Era assim que Salgácio emergia do seu acidente espaciotemporal — tudo, literalmente tudo, tinha mudado num microsegundo: de três camaradas barbudos jogando xadrez com um Gato Embaixador, para quatro belas companheiras numa cave esconsa; dos jardins de Constantinopla para um mercado em Istambul; de 1271… sabe-se lá para quando.
Enfim, até o surpreendente cacho de testículos dependurados nas suas gónadas era diferente, pois onde habitualmente se aninhavam dois tímidos tomatinhos, encontrava agora quatro maduros colhões — e vestígios de um quinto, colhido pelo dragão-de-Komodo na Ilha de Langkawi.
— Meu Deus, mas como é isto possível?! — grita Salgácio, perdendo os sentidos e caindo redondo no tapete persa estendido na loja de especiarias.
Vladimir não era completamente inexperiente no campo dos psicotrópicos recreativos pois este era um dos motivos pelos quais se refugiava com frequência em Langkawi, no Sudeste Asiático, onde o consumo de narcolépticos era permitido — em especial cogumelos liofilizados, ópio desoxigenado e quejandos — que havia experimentado com regularidade, registando com curiosidade os respectivos efeitos psicadélicos.
Digamos que consumia esse tipo de raridades como diversão ocasional. No entanto, esta era, sem dúvida, a experiência mais imersiva que jamais uns narguilés de maçã-canela turca lhe tinham outorgado — era literalmente fascinante, como se tivesse encarnado um novo personagem. Noutras aventuras desta natureza, já tinha passado horas a conversar com Strumpfs, atravessado o rio Nilo a nado, pontapeando crocodilos selvagens, e reescrito os Evangelhos Apócrifos em sânscrito moderno — mas nunca, até à data, nunca tinha sentido uma experiência tão realista como esta.
Questionava-se sobre o que Ludmila teria colocado no ensopado de duriões, pois esta trip psicadélica não poderia ser causada exclusivamente pelo conteúdo dos narguilés.
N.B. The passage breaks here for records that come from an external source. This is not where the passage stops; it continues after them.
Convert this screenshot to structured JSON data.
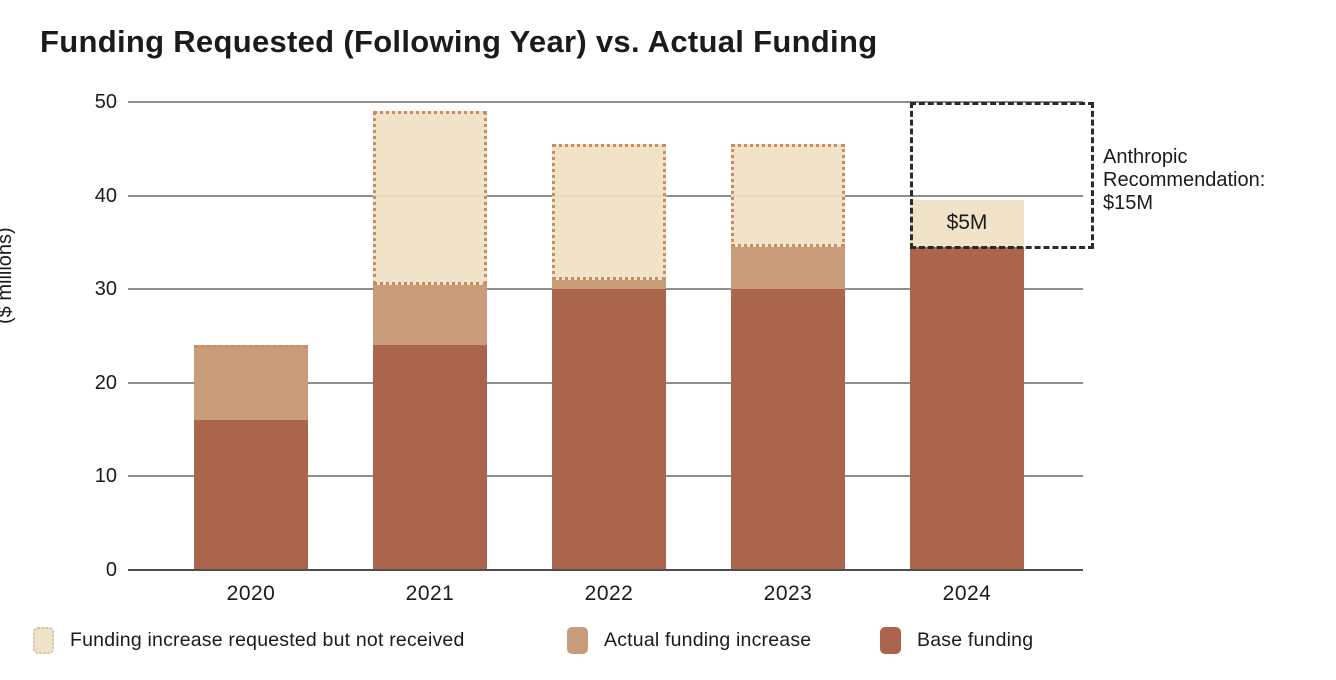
{
  "chart_data": {
    "type": "bar",
    "stacked": true,
    "title": "Funding Requested (Following Year) vs. Actual Funding",
    "ylabel": "($ millions)",
    "ylim": [
      0,
      50
    ],
    "yticks": [
      0,
      10,
      20,
      30,
      40,
      50
    ],
    "grid": "horizontal",
    "categories": [
      "2020",
      "2021",
      "2022",
      "2023",
      "2024"
    ],
    "series": [
      {
        "name": "Base funding",
        "key": "base",
        "values": [
          16,
          24,
          30,
          30,
          34.5
        ]
      },
      {
        "name": "Actual funding increase",
        "key": "actual_increase",
        "values": [
          8,
          6.5,
          1,
          4.5,
          5
        ]
      },
      {
        "name": "Funding increase requested but not received",
        "key": "requested_not_received",
        "values": [
          0,
          18.5,
          14.5,
          11,
          0
        ]
      }
    ],
    "requested_totals": [
      24,
      49,
      45.5,
      45.5,
      null
    ],
    "bar_value_labels": [
      null,
      null,
      null,
      null,
      "$5M"
    ],
    "increase_color_override": [
      null,
      null,
      null,
      null,
      "cream"
    ],
    "annotation": {
      "year": "2024",
      "box_from": 34.5,
      "box_to": 50,
      "lines": [
        "Anthropic",
        "Recommendation:",
        "$15M"
      ]
    },
    "legend": [
      {
        "label": "Funding increase requested but not received",
        "color_key": "cream",
        "dotted_swatch": true
      },
      {
        "label": "Actual funding increase",
        "color_key": "tan",
        "dotted_swatch": false
      },
      {
        "label": "Base funding",
        "color_key": "brown",
        "dotted_swatch": false
      }
    ],
    "colors": {
      "cream": "rgba(239,225,196,0.93)",
      "tan": "#c99c79",
      "brown": "#ab654c",
      "dotted_border": "#c88e67",
      "annotation_border": "#2b2b2b",
      "gridline": "#8e8e8e",
      "axis": "#4f4f4f",
      "text": "#1b1b1b"
    }
  }
}
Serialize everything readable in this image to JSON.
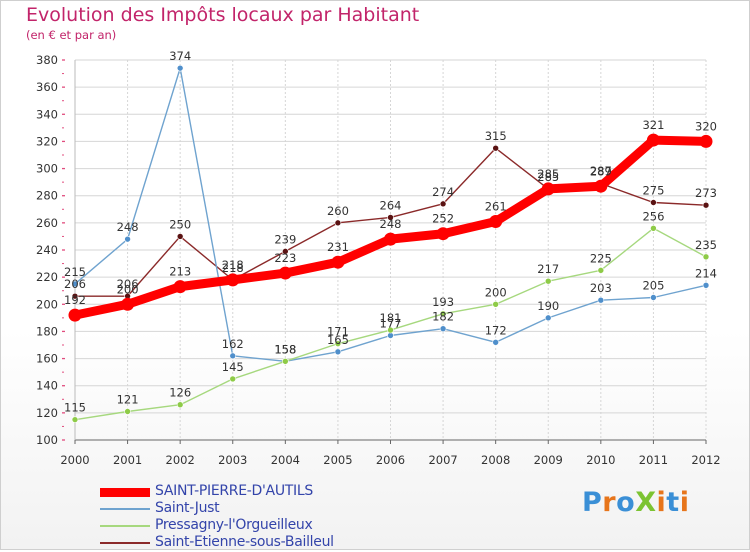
{
  "header": {
    "title": "Evolution des Impôts locaux par Habitant",
    "subtitle": "(en € et par an)"
  },
  "logo": {
    "text": "ProXiti",
    "letter_colors": [
      "#3a8fd6",
      "#e7751b",
      "#3a8fd6",
      "#7cc332",
      "#e7751b",
      "#3a8fd6",
      "#e7751b"
    ]
  },
  "colors": {
    "grid": "#d6d6d6",
    "axis": "#666666",
    "tick_mark": "#e14c7e",
    "text": "#333333"
  },
  "chart_data": {
    "type": "line",
    "title": "Evolution des Impôts locaux par Habitant",
    "subtitle": "(en € et par an)",
    "xlabel": "",
    "ylabel": "",
    "x": [
      2000,
      2001,
      2002,
      2003,
      2004,
      2005,
      2006,
      2007,
      2008,
      2009,
      2010,
      2011,
      2012
    ],
    "ylim": [
      100,
      380
    ],
    "yticks": [
      100,
      120,
      140,
      160,
      180,
      200,
      220,
      240,
      260,
      280,
      300,
      320,
      340,
      360,
      380
    ],
    "grid": true,
    "legend": "bottom-left",
    "series": [
      {
        "name": "Saint-Etienne-sous-Bailleul",
        "color": "#8b2a2a",
        "marker_fill": "#5a1212",
        "style": "thin",
        "values": [
          206,
          206,
          250,
          218,
          239,
          260,
          264,
          274,
          315,
          285,
          289,
          275,
          273
        ]
      },
      {
        "name": "Saint-Just",
        "color": "#6fa3cf",
        "marker_fill": "#4f8fcb",
        "style": "thin",
        "values": [
          215,
          248,
          374,
          162,
          158,
          165,
          177,
          182,
          172,
          190,
          203,
          205,
          214
        ]
      },
      {
        "name": "Pressagny-l'Orgueilleux",
        "color": "#a6d87e",
        "marker_fill": "#8ecb47",
        "style": "thin",
        "values": [
          115,
          121,
          126,
          145,
          158,
          171,
          181,
          193,
          200,
          217,
          225,
          256,
          235
        ]
      },
      {
        "name": "SAINT-PIERRE-D'AUTILS",
        "color": "#ff0000",
        "marker_fill": "#ff0000",
        "style": "thick",
        "values": [
          192,
          200,
          213,
          218,
          223,
          231,
          248,
          252,
          261,
          285,
          287,
          321,
          320
        ]
      }
    ],
    "legend_order": [
      "SAINT-PIERRE-D'AUTILS",
      "Saint-Just",
      "Pressagny-l'Orgueilleux",
      "Saint-Etienne-sous-Bailleul"
    ]
  }
}
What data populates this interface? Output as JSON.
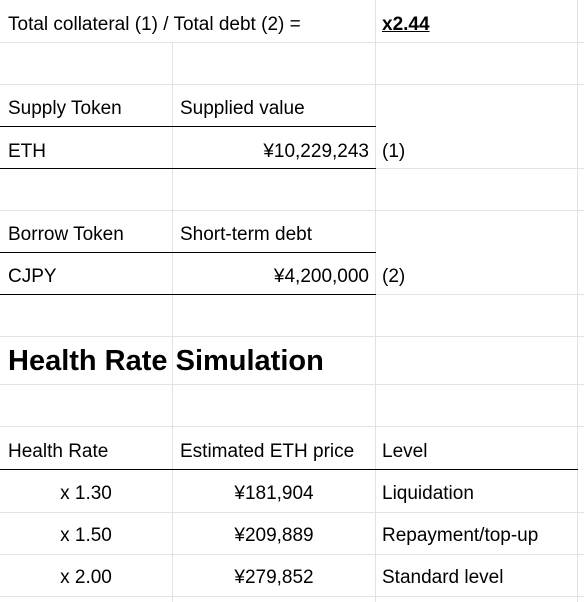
{
  "summary": {
    "label": "Total collateral (1) / Total debt (2) =",
    "value": "x2.44"
  },
  "supply": {
    "header_token": "Supply Token",
    "header_value": "Supplied value",
    "token": "ETH",
    "value": "¥10,229,243",
    "note": "(1)"
  },
  "borrow": {
    "header_token": "Borrow Token",
    "header_value": "Short-term debt",
    "token": "CJPY",
    "value": "¥4,200,000",
    "note": "(2)"
  },
  "simulation": {
    "title": "Health Rate Simulation",
    "headers": [
      "Health Rate",
      "Estimated ETH price",
      "Level"
    ],
    "rows": [
      {
        "rate": "x 1.30",
        "price": "¥181,904",
        "level": "Liquidation"
      },
      {
        "rate": "x 1.50",
        "price": "¥209,889",
        "level": "Repayment/top-up"
      },
      {
        "rate": "x 2.00",
        "price": "¥279,852",
        "level": "Standard level"
      }
    ]
  }
}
Vladimir, encarnando um outro personagem, em transe, partilhava uma série de tabuleiros com um grupo curioso de xadrezistas, no qual se destacava um gato negro, enorme, vestindo roupas aristocráticas.
Este olhava directamente para Vladimir, perscrutando-lhe a alma com um semblante irónico nos bigodes — digamos que aparentava ser o único interveniente nas múltiplas partidas de xadrez plenamente ciente da experiência metadimensional com que o nosso protagonista se consumia e degladiava.
O Embaixador Plenipotenciário Bulgakov olha directamente para Salgácio (agora Vladimir) e diz, numa voz sibilante, arrastando os r’s e os z’s como qualquer russófilo nato:
— Bispo para D4... é a sua vez, Lucreciano — arrastando a peça lentamente com uma das unhas super afiadas da sua pata direita.
Vladimir (agora Lucreciano), sem palavras, tentando processar a experiência trans-corporal, pensa para consigo: “Mas como é isto possível? O que será que a Ludmila usou no ensopado? Ou estamos na presença dos melhores cogumelos alucinogénios que jamais experimentei… ou há algo de profundamente errado nisto tudo, e esta é a trip mais alucinante de sempre — mas o que se passa?”
Ensimesmado, pensando para si próprio fixado no tabuleiro, e neste seu diálogo interno — dentro da sua própria cabeça — ouve a voz do Embaixador em resposta:
— Confuso? Ainda nada viste, caro Vla-di-mir!